What is the most intuitive way to express an intent that the query get all items underneath Light Trucks, or only the immediate ones? The least-intrusive, lowest-friction way to distinguish between the two intents?

My #1 goal is to be able to turn this LINQ provider over to other developers who have an average understanding of LINQ and allow them to write both recursive and list queries without giving them a tutorial on writing recursive lambdas. Given a usage that looks good, I can code the provider against that.

Additional clarification: (I am really sucking at communicating this!) - This LINQ provider is to an external system, it is not simply walking an object graph, nor in this specific case does a recursive expression actually translate into any kind of true recursive activity under the hood. Just need a way to distinguish between a "deep" query and a "shallow" one.

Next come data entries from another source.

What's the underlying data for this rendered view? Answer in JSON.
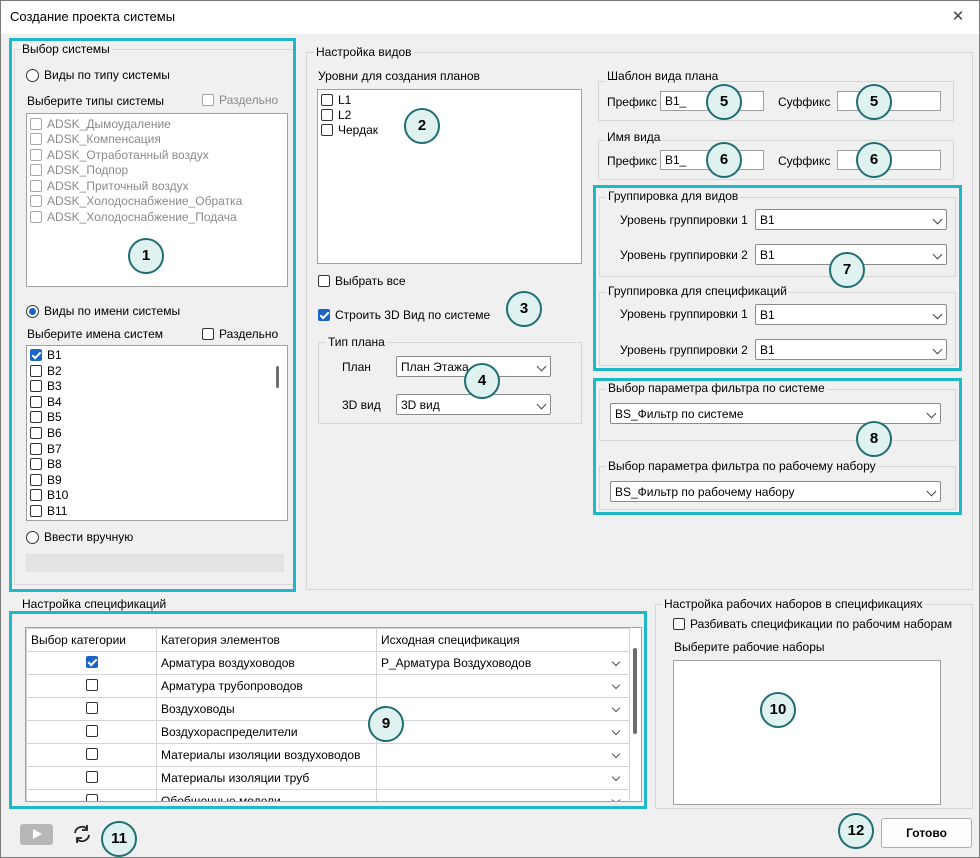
{
  "window": {
    "title": "Создание проекта системы",
    "close": "✕"
  },
  "system_select": {
    "title": "Выбор системы",
    "by_type": {
      "label": "Виды по типу системы",
      "list_label": "Выберите типы системы",
      "separate": "Раздельно",
      "items": [
        "ADSK_Дымоудаление",
        "ADSK_Компенсация",
        "ADSK_Отработанный воздух",
        "ADSK_Подпор",
        "ADSK_Приточный воздух",
        "ADSK_Холодоснабжение_Обратка",
        "ADSK_Холодоснабжение_Подача"
      ]
    },
    "by_name": {
      "label": "Виды по имени системы",
      "list_label": "Выберите имена систем",
      "separate": "Раздельно",
      "items": [
        "B1",
        "B2",
        "B3",
        "B4",
        "B5",
        "B6",
        "B7",
        "B8",
        "B9",
        "B10",
        "B11"
      ]
    },
    "manual": "Ввести вручную"
  },
  "view_settings": {
    "title": "Настройка видов",
    "levels_label": "Уровни для создания планов",
    "levels": [
      "L1",
      "L2",
      "Чердак"
    ],
    "select_all": "Выбрать все",
    "build_3d": "Строить 3D Вид по системе",
    "plan_type": {
      "title": "Тип плана",
      "plan_label": "План",
      "plan_value": "План Этажа",
      "view3d_label": "3D вид",
      "view3d_value": "3D вид"
    },
    "template": {
      "title": "Шаблон вида плана",
      "prefix_label": "Префикс",
      "prefix_value": "B1_",
      "suffix_label": "Суффикс",
      "suffix_value": ""
    },
    "view_name": {
      "title": "Имя вида",
      "prefix_label": "Префикс",
      "prefix_value": "B1_",
      "suffix_label": "Суффикс",
      "suffix_value": ""
    },
    "grouping_views": {
      "title": "Группировка для видов",
      "level1_label": "Уровень группировки 1",
      "level1_value": "B1",
      "level2_label": "Уровень группировки 2",
      "level2_value": "B1"
    },
    "grouping_specs": {
      "title": "Группировка для спецификаций",
      "level1_label": "Уровень группировки 1",
      "level1_value": "B1",
      "level2_label": "Уровень группировки 2",
      "level2_value": "B1"
    },
    "filter_system": {
      "title": "Выбор параметра фильтра по системе",
      "value": "BS_Фильтр по системе"
    },
    "filter_workset": {
      "title": "Выбор параметра фильтра по рабочему набору",
      "value": "BS_Фильтр по рабочему набору"
    }
  },
  "spec_settings": {
    "title": "Настройка спецификаций",
    "columns": [
      "Выбор категории",
      "Категория элементов",
      "Исходная спецификация"
    ],
    "rows": [
      {
        "checked": true,
        "category": "Арматура воздуховодов",
        "spec": "P_Арматура Воздуховодов"
      },
      {
        "checked": false,
        "category": "Арматура трубопроводов",
        "spec": ""
      },
      {
        "checked": false,
        "category": "Воздуховоды",
        "spec": ""
      },
      {
        "checked": false,
        "category": "Воздухораспределители",
        "spec": ""
      },
      {
        "checked": false,
        "category": "Материалы изоляции воздуховодов",
        "spec": ""
      },
      {
        "checked": false,
        "category": "Материалы изоляции труб",
        "spec": ""
      },
      {
        "checked": false,
        "category": "Обобщенные модели",
        "spec": ""
      }
    ]
  },
  "workset_settings": {
    "title": "Настройка рабочих наборов в спецификациях",
    "split_label": "Разбивать спецификации по рабочим наборам",
    "list_label": "Выберите рабочие наборы"
  },
  "footer": {
    "done_label": "Готово"
  },
  "callouts": [
    "1",
    "2",
    "3",
    "4",
    "5",
    "5",
    "6",
    "6",
    "7",
    "8",
    "9",
    "10",
    "11",
    "12"
  ],
  "colors": {
    "highlight": "#1eb8c8",
    "accent": "#1a64c8",
    "callout_fill": "#dff2ef",
    "callout_border": "#1f6e73"
  }
}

So, what do you think is the best way to express it? Or is there a standard way of expressing it that I've missed out on?

Answer

Frank Schwieterman picture Frank Schwieterman · Apr 9, 2009

Linq-toXml handles this fine, there is an XElement.Elements()/.Nodes() operation to get immediate children, and a XElement.Descendents()/DescendentNodes() operations to get all descendents. Would you consider that as an example?

To summarize Linq-to-Xml's behavior... The navigation functions each correspond to an axis type in XPath (http://www.w3schools.com/xpath/xpath_axes.asp). If the navigation function selects Elements, the axis name is used. If the navigation function selects Nodes, the axis name is used with Node appended.

For instance, there are functions Descendants() and DescendantsNode() correspond to XPath's descendants axis, returning either an XElement or an XNode.

The exception case is not surprisingly the most used case, the children axis. In XPath, this is the axis used if no axis is specified. For this, the linq-to-xml navigation functions are not Children() and ChildrenNodes() but rather Elements() and Nodes().

XElement is a subtype of XNode. XNode's include things like HTML tags, but also HTML comments, cdata or text. XElements are a type of XNode, but refer specifically to HTML tags. XElements therefore have a tag name, and support the navigation functions.

Now its not as easy to chain navigations in Linq-to-XML as it is XPath. The problem is that navigation functions return collection objects, while the navigation functions are applied to non-collections. Consider the XPath expression which selects a table tag as an immediate child then any descendant table data tag. I think this would look like "./children::table/descendants::td" or "./table/descendants::td"

Using IEnumerable<>::SelectMany() allows one to call the navigation functions on a collection. The equivalent to the above looks something like .Elements("table").SelectMany(T => T.Descendants("td"))